Your friend is stuck with the blood stains. Antelope hair is hollow and easily broken off at the tips. Blood coming into contact with the hair are drawn into the hair core by capillary action and become and integral part of the protein. Soap that would eliminate protein have to be used carefully, since the total hair follicle is also protein. I warn all my hunters who go after speed goats that they must take extreme care in keeping blood off the hair. If they wash it off quickly before they roll it up and freeze it, damage can be greatly minimized if not eliminated. The only "fix" I know of is cae replacement.
And remind him, the tannery is not at fault. This one falls squarely on the hunter and the guides in the field.

For next time...

This response submitted by Bob Mead on 11/6/99. ( )

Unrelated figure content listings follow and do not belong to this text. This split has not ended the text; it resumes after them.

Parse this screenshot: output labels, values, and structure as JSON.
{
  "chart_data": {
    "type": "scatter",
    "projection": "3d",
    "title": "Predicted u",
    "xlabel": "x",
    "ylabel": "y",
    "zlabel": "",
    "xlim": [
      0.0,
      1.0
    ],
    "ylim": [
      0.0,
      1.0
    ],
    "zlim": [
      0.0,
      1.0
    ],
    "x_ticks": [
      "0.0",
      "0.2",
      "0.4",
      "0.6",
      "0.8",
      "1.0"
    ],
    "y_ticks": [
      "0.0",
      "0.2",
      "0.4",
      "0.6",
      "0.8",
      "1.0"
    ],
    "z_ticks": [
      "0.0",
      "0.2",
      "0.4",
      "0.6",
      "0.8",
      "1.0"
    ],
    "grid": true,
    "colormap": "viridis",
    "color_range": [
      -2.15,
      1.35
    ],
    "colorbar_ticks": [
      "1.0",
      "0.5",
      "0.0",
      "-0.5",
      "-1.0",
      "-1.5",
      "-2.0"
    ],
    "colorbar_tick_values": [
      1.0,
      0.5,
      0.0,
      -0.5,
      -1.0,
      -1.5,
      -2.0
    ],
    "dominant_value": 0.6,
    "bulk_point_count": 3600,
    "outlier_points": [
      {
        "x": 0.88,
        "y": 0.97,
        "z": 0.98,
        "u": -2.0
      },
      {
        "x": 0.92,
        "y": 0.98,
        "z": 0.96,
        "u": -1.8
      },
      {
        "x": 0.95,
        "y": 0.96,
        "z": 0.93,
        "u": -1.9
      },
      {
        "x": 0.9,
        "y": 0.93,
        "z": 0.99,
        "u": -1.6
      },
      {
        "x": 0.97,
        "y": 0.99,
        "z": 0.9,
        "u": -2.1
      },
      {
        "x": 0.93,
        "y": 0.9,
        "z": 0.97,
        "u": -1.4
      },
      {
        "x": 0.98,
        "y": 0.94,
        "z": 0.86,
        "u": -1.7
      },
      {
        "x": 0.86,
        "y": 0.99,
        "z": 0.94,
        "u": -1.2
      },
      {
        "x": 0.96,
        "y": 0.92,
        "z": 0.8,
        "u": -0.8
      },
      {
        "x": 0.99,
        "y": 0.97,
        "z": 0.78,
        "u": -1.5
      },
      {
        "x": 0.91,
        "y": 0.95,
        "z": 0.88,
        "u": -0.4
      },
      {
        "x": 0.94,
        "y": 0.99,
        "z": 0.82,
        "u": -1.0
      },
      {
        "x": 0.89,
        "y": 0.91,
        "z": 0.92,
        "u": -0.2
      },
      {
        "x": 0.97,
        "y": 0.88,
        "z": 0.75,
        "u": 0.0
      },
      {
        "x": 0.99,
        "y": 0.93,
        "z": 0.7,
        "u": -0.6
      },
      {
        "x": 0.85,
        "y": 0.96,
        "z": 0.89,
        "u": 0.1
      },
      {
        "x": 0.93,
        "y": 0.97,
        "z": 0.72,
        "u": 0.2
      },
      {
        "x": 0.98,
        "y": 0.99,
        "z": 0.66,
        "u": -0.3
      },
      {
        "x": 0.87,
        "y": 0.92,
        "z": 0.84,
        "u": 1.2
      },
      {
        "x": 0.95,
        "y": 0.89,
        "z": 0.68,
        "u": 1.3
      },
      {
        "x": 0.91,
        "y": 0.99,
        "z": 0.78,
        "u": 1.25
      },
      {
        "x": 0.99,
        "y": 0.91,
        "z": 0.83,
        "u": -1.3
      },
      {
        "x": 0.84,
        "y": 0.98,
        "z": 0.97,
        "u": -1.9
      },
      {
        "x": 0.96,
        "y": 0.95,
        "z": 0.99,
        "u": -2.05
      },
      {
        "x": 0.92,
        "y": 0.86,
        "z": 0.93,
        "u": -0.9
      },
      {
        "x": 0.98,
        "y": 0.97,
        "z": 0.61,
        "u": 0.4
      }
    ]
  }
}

I have had the same problems you described with antelope capes, and I have a few suggestions that may be of use to you. If you have blood stains on the brown/tan part of a cape, try running soapy water over the affected area while rolling a round object (ie. paint brush handle, tool handle, etc.) across the stained hair from the root to the tip (be gentle!). I have have moderate success getting the trapped blood out of the hair shaft by doing this. It will take some time, but the stain will be less noticeable.
If you have stains on the white neck patches, try the aforementioned procedure (remember: antelope hair is very fragile), then mount as usual. After the mount has dried, you can whiten up the patches by brushing on a paste made of magnesium carbonate and 40% hydrogen peroxide. Brush the paste onto the affected areas (white areas ONLY), let dry overnight, then brush it off with a fairly stiff brush. I have had good results cleaning up the white areas with this method.
I completely concur with Mr. Roof that the hunter has to take extreme caution with the field care of his antelope. If he does not, neither you nor your tannery can be held responsible for remaining stains. Just as a side note, I charge $25 for each additional hour I have to spend cleaning, repairing, or otherwise "jacking" unnessarily with a mount. I also tan all my antelope in-studio because of their fragility.